Do cultural cues make expensive products feel more appealing?

Journal of Advertising Research Season 2 Episode 13

In this episode, Wei-Fen Chen (Lecturer in Marketing, University of Leicester School of Business) joins me to discuss her Journal of Advertising Research article, “When to Appeal to Cultural Capital in Advertisements: Cultural Capital Appeals Increase Purchase Intentions for High- but Not Low-Priced Products,” coauthored with Xue Wang (Assistant Professor, Business School, Beijing Normal University) and Chenyang Shao (Doctoral Student, Business School, Beijing Normal University).

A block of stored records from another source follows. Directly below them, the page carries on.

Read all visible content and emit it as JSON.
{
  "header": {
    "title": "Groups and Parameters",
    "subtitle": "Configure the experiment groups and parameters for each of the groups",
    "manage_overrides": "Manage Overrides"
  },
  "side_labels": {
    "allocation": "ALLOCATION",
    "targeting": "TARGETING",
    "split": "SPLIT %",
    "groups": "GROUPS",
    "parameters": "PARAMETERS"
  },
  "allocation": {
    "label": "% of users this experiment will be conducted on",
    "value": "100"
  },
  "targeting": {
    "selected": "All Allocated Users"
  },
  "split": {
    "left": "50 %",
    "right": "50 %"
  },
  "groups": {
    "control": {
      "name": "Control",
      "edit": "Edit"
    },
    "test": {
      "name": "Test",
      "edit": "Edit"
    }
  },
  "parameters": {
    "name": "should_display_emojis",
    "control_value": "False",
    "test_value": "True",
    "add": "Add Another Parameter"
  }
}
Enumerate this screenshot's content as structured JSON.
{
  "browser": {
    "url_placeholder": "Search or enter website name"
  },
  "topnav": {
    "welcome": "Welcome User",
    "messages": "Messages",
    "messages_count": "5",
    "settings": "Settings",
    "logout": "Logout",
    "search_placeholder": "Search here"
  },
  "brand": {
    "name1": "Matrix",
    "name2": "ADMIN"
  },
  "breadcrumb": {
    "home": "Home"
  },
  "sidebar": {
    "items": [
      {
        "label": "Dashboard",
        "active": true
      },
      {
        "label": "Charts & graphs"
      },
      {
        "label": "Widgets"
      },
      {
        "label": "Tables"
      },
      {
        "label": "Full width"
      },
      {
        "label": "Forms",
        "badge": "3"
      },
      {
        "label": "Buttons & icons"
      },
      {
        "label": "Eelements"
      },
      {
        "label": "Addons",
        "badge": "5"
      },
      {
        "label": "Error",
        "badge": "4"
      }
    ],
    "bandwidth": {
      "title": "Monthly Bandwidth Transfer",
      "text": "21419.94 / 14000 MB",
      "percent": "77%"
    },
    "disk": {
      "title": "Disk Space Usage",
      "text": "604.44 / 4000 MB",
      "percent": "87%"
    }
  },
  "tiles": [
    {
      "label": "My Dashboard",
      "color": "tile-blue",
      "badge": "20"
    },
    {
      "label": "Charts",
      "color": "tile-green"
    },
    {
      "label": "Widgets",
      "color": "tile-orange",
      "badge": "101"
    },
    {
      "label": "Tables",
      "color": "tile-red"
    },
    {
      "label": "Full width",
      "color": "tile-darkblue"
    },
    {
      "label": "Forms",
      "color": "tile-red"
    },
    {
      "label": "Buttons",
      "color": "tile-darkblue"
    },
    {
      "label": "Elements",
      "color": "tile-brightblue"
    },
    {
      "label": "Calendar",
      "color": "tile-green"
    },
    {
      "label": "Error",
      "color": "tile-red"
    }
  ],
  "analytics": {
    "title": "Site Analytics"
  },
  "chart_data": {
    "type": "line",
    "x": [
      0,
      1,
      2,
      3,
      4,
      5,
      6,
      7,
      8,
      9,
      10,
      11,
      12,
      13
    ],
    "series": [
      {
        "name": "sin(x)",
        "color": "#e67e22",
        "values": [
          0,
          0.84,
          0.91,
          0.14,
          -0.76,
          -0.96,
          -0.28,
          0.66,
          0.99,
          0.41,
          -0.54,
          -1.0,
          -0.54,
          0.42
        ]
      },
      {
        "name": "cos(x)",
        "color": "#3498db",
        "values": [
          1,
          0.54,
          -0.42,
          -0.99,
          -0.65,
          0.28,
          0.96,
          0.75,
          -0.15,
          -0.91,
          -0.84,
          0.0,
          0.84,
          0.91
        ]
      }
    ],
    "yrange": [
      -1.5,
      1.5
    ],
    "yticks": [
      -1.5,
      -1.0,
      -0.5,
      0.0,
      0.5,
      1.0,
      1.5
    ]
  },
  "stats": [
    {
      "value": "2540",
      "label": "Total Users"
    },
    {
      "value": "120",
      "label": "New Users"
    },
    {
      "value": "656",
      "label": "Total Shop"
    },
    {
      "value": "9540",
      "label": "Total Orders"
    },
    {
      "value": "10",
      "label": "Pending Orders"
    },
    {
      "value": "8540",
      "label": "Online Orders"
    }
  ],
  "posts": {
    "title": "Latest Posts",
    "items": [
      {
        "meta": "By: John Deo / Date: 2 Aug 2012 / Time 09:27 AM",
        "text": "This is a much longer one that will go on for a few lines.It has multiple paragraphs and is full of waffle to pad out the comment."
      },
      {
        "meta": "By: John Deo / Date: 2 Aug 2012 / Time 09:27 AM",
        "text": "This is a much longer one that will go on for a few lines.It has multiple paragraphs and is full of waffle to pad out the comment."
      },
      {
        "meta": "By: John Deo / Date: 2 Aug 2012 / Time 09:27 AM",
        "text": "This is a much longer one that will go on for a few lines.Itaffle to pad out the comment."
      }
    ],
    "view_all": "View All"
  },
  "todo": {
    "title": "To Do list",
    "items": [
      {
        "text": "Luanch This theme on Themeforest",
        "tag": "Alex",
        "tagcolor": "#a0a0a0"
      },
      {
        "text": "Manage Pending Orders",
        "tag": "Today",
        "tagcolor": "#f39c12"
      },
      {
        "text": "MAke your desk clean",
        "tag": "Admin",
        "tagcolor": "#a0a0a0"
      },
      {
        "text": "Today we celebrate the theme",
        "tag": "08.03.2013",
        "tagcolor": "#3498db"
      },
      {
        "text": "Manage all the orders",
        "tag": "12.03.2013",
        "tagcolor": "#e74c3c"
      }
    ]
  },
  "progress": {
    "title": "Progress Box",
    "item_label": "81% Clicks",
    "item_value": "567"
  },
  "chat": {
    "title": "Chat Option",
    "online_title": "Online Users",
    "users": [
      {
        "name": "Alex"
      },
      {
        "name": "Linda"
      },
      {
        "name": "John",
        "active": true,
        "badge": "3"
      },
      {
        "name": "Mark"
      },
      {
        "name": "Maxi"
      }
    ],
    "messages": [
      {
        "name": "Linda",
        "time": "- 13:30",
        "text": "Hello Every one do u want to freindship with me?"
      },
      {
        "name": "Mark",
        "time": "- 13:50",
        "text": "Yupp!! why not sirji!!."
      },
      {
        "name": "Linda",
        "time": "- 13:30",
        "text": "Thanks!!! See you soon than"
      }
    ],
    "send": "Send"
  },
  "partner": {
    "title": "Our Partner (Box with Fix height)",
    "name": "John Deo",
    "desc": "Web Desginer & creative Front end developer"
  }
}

Wei-Fen and I explore how invoking cultural sophistication in ads—through references to art, heritage, or refined taste—can strengthen purchase intent, but only for higher-priced products. Across three studies spanning categories from wine and bottled water to face masks, the team finds that when cultural capital cues align with economic signals, consumers process the ad more fluently and respond more positively. For low-priced products, though, these appeals backfire or fail to move the needle.

We also discuss how this research clarifies when marketers should use cultural capital storytelling, why pricing strategy matters more than demographic targeting, and how brand tiers can selectively apply these cues to premium lines.